Mais le débat « Druzes ou Arabes » est toujours d’actualité. Tous les Druzes et les chercheurs ne sont pas d’accord sur la différence entre les deux communautés. Même si Druzes et Arabes parlent la même langue, les Druzes pratiquent une religion issue de l’Islam chiite et ont obtenu une reconnaissance officielle en tant que communauté pratiquant une religion différente après des siècles de persécution à travers tout le Proche-Orient.
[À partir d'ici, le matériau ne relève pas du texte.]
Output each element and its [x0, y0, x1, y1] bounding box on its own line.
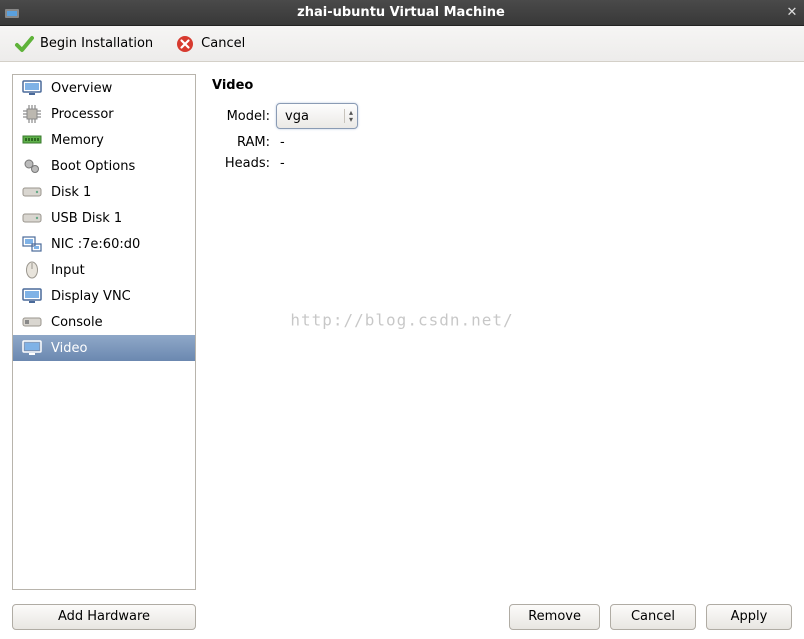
heads-label: Heads: [212, 156, 276, 171]
content-pane: Video Model: vga ▴▾ RAM: - Heads: - [210, 74, 792, 590]
cancel-toolbar-label: Cancel [201, 36, 245, 51]
model-row: Model: vga ▴▾ [212, 103, 790, 129]
sidebar-item-disk-1[interactable]: Disk 1 [13, 179, 195, 205]
sidebar-item-processor[interactable]: Processor [13, 101, 195, 127]
monitor-icon [21, 79, 43, 97]
sidebar-item-memory[interactable]: Memory [13, 127, 195, 153]
monitor-icon [21, 287, 43, 305]
ram-row: RAM: - [212, 135, 790, 150]
ram-value: - [276, 135, 285, 150]
sidebar-item-label: Video [51, 341, 87, 356]
sidebar-item-overview[interactable]: Overview [13, 75, 195, 101]
console-icon [21, 313, 43, 331]
disk-icon [21, 209, 43, 227]
main-area: Overview Processor Memory Boot Options Disk … [0, 62, 804, 596]
model-value: vga [285, 109, 309, 124]
cancel-button[interactable]: Cancel [610, 604, 696, 630]
sidebar-item-label: USB Disk 1 [51, 211, 122, 226]
sidebar-item-label: Console [51, 315, 103, 330]
remove-button[interactable]: Remove [509, 604, 600, 630]
sidebar-item-label: Overview [51, 81, 112, 96]
cpu-icon [21, 105, 43, 123]
app-menu-icon[interactable] [4, 6, 22, 20]
sidebar-item-label: Disk 1 [51, 185, 91, 200]
ram-icon [21, 131, 43, 149]
gears-icon [21, 157, 43, 175]
apply-button[interactable]: Apply [706, 604, 792, 630]
mouse-icon [21, 261, 43, 279]
sidebar-item-nic-7e-60-d0[interactable]: NIC :7e:60:d0 [13, 231, 195, 257]
heads-value: - [276, 156, 285, 171]
heads-row: Heads: - [212, 156, 790, 171]
sidebar-item-input[interactable]: Input [13, 257, 195, 283]
window-title: zhai-ubuntu Virtual Machine [22, 5, 780, 20]
sidebar-item-video[interactable]: Video [13, 335, 195, 361]
add-hardware-button[interactable]: Add Hardware [12, 604, 196, 630]
close-icon[interactable]: ✕ [780, 1, 804, 25]
titlebar: zhai-ubuntu Virtual Machine ✕ [0, 0, 804, 26]
model-label: Model: [212, 109, 276, 124]
model-combobox[interactable]: vga ▴▾ [276, 103, 358, 129]
nic-icon [21, 235, 43, 253]
sidebar-item-label: Display VNC [51, 289, 131, 304]
sidebar-item-display-vnc[interactable]: Display VNC [13, 283, 195, 309]
ram-label: RAM: [212, 135, 276, 150]
toolbar: Begin Installation Cancel [0, 26, 804, 62]
sidebar-item-label: Memory [51, 133, 104, 148]
sidebar-item-label: NIC :7e:60:d0 [51, 237, 140, 252]
sidebar-item-usb-disk-1[interactable]: USB Disk 1 [13, 205, 195, 231]
sidebar-item-label: Input [51, 263, 85, 278]
sidebar-item-label: Processor [51, 107, 114, 122]
sidebar-item-console[interactable]: Console [13, 309, 195, 335]
bottom-bar: Add Hardware Remove Cancel Apply [0, 598, 804, 639]
monitor-icon [21, 339, 43, 357]
cancel-toolbar-button[interactable]: Cancel [169, 30, 251, 58]
sidebar-item-label: Boot Options [51, 159, 135, 174]
section-title: Video [212, 78, 790, 93]
cancel-icon [175, 34, 195, 54]
hardware-sidebar: Overview Processor Memory Boot Options Disk … [12, 74, 196, 590]
begin-installation-button[interactable]: Begin Installation [8, 30, 159, 58]
disk-icon [21, 183, 43, 201]
chevron-updown-icon: ▴▾ [344, 109, 353, 123]
check-icon [14, 34, 34, 54]
begin-installation-label: Begin Installation [40, 36, 153, 51]
sidebar-item-boot-options[interactable]: Boot Options [13, 153, 195, 179]
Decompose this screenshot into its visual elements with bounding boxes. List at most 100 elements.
« Je suis druze, arabe et israélien », revendique Salman Masalha, un célèbre poète et essayiste qui écrit aussi bien en arabe qu’en hébreu. L’un de ses ouvrages a d’ailleurs reçu le Prix du président israélien de littérature. Le titre de ce livre est « In place » mais n’explique pas de quel endroit il s’agit.

« La loi sur l’Etat-nation fait partie d’un concept colonial qui considère les Druzes comme originaires du pays », a-t-il déclaré à i24NEWS. « Ils sont vus comme une tribu originaire d’ici et l’on espère qu’un jour ils oublieront que cette terre est la leur ».

Le compromis que propose Netanyahou pourrait en réalité creuser encore davantage le fossé qui existe entre les Druzes et les autres communautés arabes, notamment les Musulmans.

Les avantages offerts aux minorités qui servent dans l’armée israélienne mais qui ne seront pas accordés aux autres, pourraient envenimer la situation. Cela créera également une différence plus importante entre les anciennes et jeunes générations de la communauté druze.

Les jeunes Druzes s’identifient de manière ostentatoire aux Arabes ou aux Palestiniens. Dans le même temps, le nombre de Druzes fermement opposés au service militaire augmente lui aussi. Et même si ces chiffres n’ont pas encore atteint un seuil que l’on pourrait qualifier d’alarmant, c’est un phénomène relativement nouveau. Les spécialistes qui se sont penchés sur ce phénomène affirment que ce n’est pas une question d’idéologie mais qu’il s’agit plus volontiers d’une rancune grandissante envers le pays et d’un sentiment de discrimination.

Cela rend le terrain encore plus fertile pour que la loi sur l’Etat-nation prospère. Le fait que les Druzes soient omis de la définition n’est pas une coïncidence.

En réalité, les Druzes combattent l’esprit de cette loi depuis longtemps, alors même que l’idée venait à peine de voir le jour. Cela fait déjà longtemps que forums et réseaux druzes débattent ouvertement de ce projet. A présent, il s’agit de savoir si la protestation de la communauté constitue un simple épisode ou marque un réel tournant dans les relations singulières entre l’Etat hébreu et la communauté druze.

Lily Galili est journaliste, analyste de la société israélienne et experte en immigration de l’ex-Union soviétique. Elle est co-auteur de « Le million qui a changé le Moyen-Orient ».